Fattura emessa nel 2018 e passaggio al regime forfetario nel 2019

Un geometra “passa” al regime forfetario dal 2019, avendo percepito nel 2018 compensi per € 58.000 e non avendo altre ipotesi di incompatibilità. In data 20.12.2018 ha emesso ad Alfa srl una parcella per prestazioni per € 5.000 + IVA (€ 1.144) con indicazione della ritenuta alla fonte (€ 1.000) per un importo netto da corrispondere pari a € 5.144. Tale somma non è stata incassata entro il 31.12.2018. Quale comportamento deve tenere il professionista in relazione a tale parcella a seguito del passaggio al regime forfetario?

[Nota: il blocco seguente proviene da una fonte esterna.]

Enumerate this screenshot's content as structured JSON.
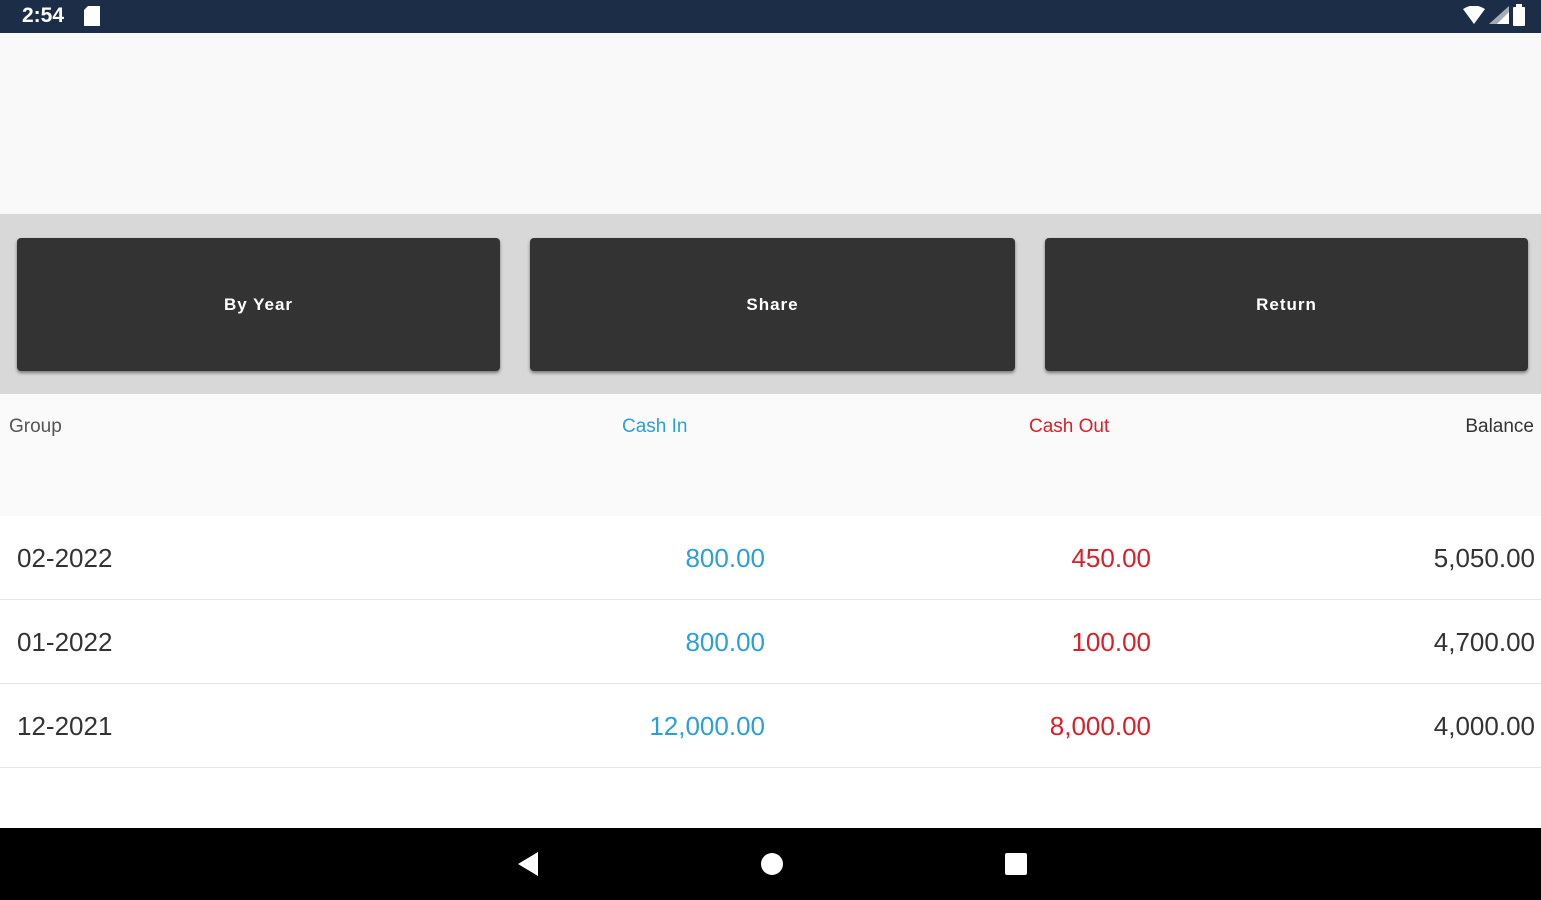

La fattispecie prospettata, che risulta frequente considerato l’innalzamento del limite dei compensi a seguito delle modifiche alla disciplina del regime forfetario, va esaminata distinguendo il comportamento ai fini IVA e ai fini della ritenuta alla fonte. Ai fini IVA il momento impositivo si verifica alla data di emissione della parcella e pertanto la parcella non va modificata, ancorché incassata nel 2019. L’IVA risulta esigibile per il professionista / detraibile per il committente nel 2018. Ai fini della ritenuta alla fonte invece, considerato che in base all’art. 1, comma 67, Finanziaria 2015 i contribuenti forfetari non subiscono la ritenuta d’acconto, l’importo da incassare da parte del professionista non va decurtato della ritenuta e pertanto risulta pari a € 6.144. Per consentire al committente di non operare la ritenuta, è necessario che l’ingegnere comunichi al proprio cliente, prima del pagamento, l’adozione dall’1.1.2019 del regime forfetario e che pertanto la ritenuta non deve essere operata.

Fattura differita ed attenuazione regime sanzionatorio

La possibilità di emettere fattura entro la liquidazione IVA del periodo è prevista anche nel caso di una fattura differita o solo nel caso di fattura immediata?

La previsione normativa contenuta nell’art. 10, DL n. 119/2018 relativamente all’attenuazione delle sanzioni (in particolare, non sanzionabilità dell’emissione della fattura elettronica entro il termine della liquidazione IVA periodica), non fa riferimento ad uno specifico tipo di fattura. Pertanto la stessa trova applicazione sia per fatture immediate che per quelle differite.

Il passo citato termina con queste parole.